How do I compute maximum/minimum of 8 different float values

Question

I need to find maximum and minimum of 8 float values I get. I did as follows. But float comparisons are going awry as warned by any good C book! How do I compute the max and min in a accurate way.

main()
{
    float mx,mx1,mx2,mx3,mx4,mn,mn1,mn2,mn3,mn4,tm1,tm2;

    mx1 = mymax(2.1,2.01); //this returns 2.09999 instead of 2.1 because a is passed as 2.09999.
    mx2 = mymax(-3.5,7.000001);
    mx3 = mymax(7,5);
    mx4 = mymax(7.0000011,0); //this returns incorrectly- 7.000001
    tm1 = mymax(mx1,mx2);
    tm2 = mymax(mx3,mx4);
    mx = mymax(tm1,tm2);

    mn1 = mymin(2.1,2.01);
    mn2 = mymin(-3.5,7.000001);
    mn3 = mymin(7,5);
    mn4 = mymin(7.0000011,0);
    tm1 = mymin(mx1,mx2);
    tm2 = mymin(mx3,mx4);
    mn = mymin(tm1,tm2);


    printf("Max is %f, Min is %f \n",mx,mn);

    getch();
}

float mymax(float a,float b)
{
    if(a >= b)
    {
        return a;
    }
    else
    {
        return b;
    }
}

float mymin(float a,float b)
{
    if(a <= b)
    {
        return a;
    }
    else
    {
        return b;
    }
}

How can I do exact comparisons of these floats? This is all C code.

thank you.

-AD.

Answer 1

You are doing exact comparison of these floats. The problem (with your example code at least) is that float simply does not have enough digits of precision to represent the values of your literals sufficiently. 7.000001 and 7.0000011 simply are so close together that the mantissa of a 32 bit float cannot represent them differently.

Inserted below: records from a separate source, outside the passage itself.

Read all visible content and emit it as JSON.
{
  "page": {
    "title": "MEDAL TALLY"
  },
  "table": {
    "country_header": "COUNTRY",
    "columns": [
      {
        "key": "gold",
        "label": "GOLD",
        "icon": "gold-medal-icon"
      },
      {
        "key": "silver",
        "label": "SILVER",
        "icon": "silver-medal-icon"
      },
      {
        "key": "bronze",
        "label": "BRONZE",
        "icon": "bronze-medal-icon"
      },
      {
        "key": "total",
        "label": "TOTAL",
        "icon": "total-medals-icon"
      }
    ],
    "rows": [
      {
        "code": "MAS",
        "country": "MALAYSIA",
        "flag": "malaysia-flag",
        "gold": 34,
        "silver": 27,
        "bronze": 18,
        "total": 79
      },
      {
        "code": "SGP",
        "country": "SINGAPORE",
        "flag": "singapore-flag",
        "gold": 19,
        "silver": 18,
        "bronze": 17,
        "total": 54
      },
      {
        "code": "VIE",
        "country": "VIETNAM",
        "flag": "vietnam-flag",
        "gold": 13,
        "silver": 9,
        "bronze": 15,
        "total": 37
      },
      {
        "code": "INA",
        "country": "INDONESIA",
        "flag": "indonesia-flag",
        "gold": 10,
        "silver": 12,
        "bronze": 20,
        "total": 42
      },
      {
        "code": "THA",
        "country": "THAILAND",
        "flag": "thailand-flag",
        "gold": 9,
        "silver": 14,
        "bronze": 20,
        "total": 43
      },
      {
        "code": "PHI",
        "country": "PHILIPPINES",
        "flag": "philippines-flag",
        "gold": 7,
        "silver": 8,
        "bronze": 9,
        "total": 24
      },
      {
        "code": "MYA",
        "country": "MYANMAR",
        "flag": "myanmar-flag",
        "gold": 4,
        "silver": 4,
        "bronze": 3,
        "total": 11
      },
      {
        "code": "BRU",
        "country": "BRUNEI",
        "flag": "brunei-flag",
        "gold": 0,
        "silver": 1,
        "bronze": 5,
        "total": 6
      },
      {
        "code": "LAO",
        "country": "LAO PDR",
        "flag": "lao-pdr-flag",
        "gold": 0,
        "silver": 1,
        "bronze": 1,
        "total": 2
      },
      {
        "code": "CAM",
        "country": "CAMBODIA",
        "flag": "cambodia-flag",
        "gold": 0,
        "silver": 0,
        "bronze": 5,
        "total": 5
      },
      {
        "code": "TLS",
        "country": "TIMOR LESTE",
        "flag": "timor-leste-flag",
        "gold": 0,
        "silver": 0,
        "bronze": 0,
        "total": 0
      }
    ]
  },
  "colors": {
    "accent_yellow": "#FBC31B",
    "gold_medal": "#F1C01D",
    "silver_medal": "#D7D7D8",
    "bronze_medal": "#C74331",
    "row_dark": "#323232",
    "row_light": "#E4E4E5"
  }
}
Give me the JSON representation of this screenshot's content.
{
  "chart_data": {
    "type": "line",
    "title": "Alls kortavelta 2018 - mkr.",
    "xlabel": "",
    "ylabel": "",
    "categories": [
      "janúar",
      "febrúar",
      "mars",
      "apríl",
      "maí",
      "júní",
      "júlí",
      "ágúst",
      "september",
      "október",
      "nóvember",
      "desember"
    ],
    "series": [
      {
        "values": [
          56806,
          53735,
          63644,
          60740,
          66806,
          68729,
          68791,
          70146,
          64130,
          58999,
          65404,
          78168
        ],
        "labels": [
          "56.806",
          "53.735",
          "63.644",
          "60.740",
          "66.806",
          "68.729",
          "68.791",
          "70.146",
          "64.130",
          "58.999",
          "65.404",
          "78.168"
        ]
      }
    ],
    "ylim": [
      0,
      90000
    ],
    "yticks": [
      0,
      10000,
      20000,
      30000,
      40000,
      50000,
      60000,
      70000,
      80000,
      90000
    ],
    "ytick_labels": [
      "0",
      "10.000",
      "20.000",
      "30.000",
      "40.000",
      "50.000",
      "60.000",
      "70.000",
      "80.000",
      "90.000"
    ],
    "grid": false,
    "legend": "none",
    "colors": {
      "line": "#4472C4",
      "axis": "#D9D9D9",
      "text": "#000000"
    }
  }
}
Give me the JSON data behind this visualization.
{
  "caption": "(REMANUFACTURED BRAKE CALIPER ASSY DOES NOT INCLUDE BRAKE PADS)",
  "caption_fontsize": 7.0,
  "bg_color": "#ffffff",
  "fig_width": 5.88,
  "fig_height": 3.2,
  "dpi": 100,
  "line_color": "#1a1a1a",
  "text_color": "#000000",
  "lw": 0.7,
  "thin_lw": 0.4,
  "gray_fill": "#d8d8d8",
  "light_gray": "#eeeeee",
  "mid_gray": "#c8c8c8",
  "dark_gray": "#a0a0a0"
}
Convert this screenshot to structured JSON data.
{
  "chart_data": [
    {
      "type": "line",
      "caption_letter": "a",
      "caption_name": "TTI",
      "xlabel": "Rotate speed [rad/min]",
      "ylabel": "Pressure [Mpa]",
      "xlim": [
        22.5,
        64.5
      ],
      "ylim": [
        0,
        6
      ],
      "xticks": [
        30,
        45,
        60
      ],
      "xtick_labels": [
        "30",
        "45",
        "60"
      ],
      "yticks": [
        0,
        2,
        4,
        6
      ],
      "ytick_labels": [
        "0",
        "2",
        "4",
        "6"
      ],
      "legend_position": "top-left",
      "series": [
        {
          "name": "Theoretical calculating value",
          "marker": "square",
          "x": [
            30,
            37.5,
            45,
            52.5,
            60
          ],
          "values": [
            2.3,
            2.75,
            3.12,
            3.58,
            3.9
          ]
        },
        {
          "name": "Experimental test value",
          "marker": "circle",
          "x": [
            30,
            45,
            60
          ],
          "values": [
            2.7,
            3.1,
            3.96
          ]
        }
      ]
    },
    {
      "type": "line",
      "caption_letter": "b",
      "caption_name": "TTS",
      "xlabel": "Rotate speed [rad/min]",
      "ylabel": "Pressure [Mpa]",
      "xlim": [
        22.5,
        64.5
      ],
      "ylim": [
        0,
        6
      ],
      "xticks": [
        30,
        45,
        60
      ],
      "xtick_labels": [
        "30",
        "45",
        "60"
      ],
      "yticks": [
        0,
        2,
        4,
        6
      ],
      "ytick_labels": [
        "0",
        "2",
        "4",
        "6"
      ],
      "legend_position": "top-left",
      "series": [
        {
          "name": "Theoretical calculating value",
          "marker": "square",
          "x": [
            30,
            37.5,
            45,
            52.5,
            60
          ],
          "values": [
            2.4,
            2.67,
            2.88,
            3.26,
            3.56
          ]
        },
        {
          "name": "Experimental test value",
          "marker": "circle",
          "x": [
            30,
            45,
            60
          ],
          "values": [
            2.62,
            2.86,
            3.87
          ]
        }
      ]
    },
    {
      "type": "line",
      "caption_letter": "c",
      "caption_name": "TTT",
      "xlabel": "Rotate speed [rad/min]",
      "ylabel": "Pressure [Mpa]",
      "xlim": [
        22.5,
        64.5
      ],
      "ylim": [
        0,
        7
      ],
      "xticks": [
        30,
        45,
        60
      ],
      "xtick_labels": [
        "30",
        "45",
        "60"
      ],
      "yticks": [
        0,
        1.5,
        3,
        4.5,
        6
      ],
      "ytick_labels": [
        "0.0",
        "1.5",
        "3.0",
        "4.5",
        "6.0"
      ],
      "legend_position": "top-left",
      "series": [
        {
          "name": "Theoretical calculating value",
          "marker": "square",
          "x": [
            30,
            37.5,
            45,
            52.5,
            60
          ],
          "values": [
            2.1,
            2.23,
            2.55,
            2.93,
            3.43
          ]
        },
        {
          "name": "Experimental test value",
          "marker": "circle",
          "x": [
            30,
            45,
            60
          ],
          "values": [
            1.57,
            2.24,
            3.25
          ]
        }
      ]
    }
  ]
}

But the example seems artificial. What is the real problem you're trying to solve? What values will you actually be working with? Or is this just an academic exercise?

The best solution depends on the answer to that. If your actual values just require somewhat more more precision than float can provide, use double. If you need exact representation of decimal digits, use a decimal type library. If you want to improve your understanding of how floating point values work, read The Floating-Point Guide.

Answer 2

The < and > comparison always works correct with floats or doubles. Only the == comparison has problems, therefore you are advised to use epsilon.

So your method of calculating min, max has no issue. Note that if you use float, you should use the notation 2.1f instead of 2.1. Just a note.

Answer 3

I'd claim that these comparisons are actually exact, since no value is altered.

The problem is that many float literals can't be represented exactly by IEEE-754 floating point numbers. So for example 2.1.

If you need an exact representation of base 10 pointed numbers you could - for example - write your own fixed point BCD arithmetic.

Concerning finding min and max at the same time:

A way that needs less comparisons is for each index pair (2*i, 2*i+1) first finding the minimum (n/2 comparisons)

Then find the minimum of the minima ((n-1)/2 comparisons) and the maximum of the maxima ((n-1)/2 comparisons).

So we get (3*n-2)/2 comparisons instead of (2*n-2)/2 when finding the minimum and maximum separated.

Answer 4

You can do exact comparison of floats. Either directly as floats, or by casting them to int with the same bit representation.

float a = 1.0f;
float b = 2.0f;
int &ia = *(int *)(&a);
int &ib = *(int *)(&b);

/* you can compare a and b, or ia and ib, the results will be the same,
   whatever the values of the floats are.
   Floats are ordered the correct way when its bits are considered as int
   and thus can be compared (provided that float and int both are 32 bits).
 */

But you will never be able to represent exactly 2.1 as a float.

Your problem is not a problem of comparison, it is a problem of representation of a value.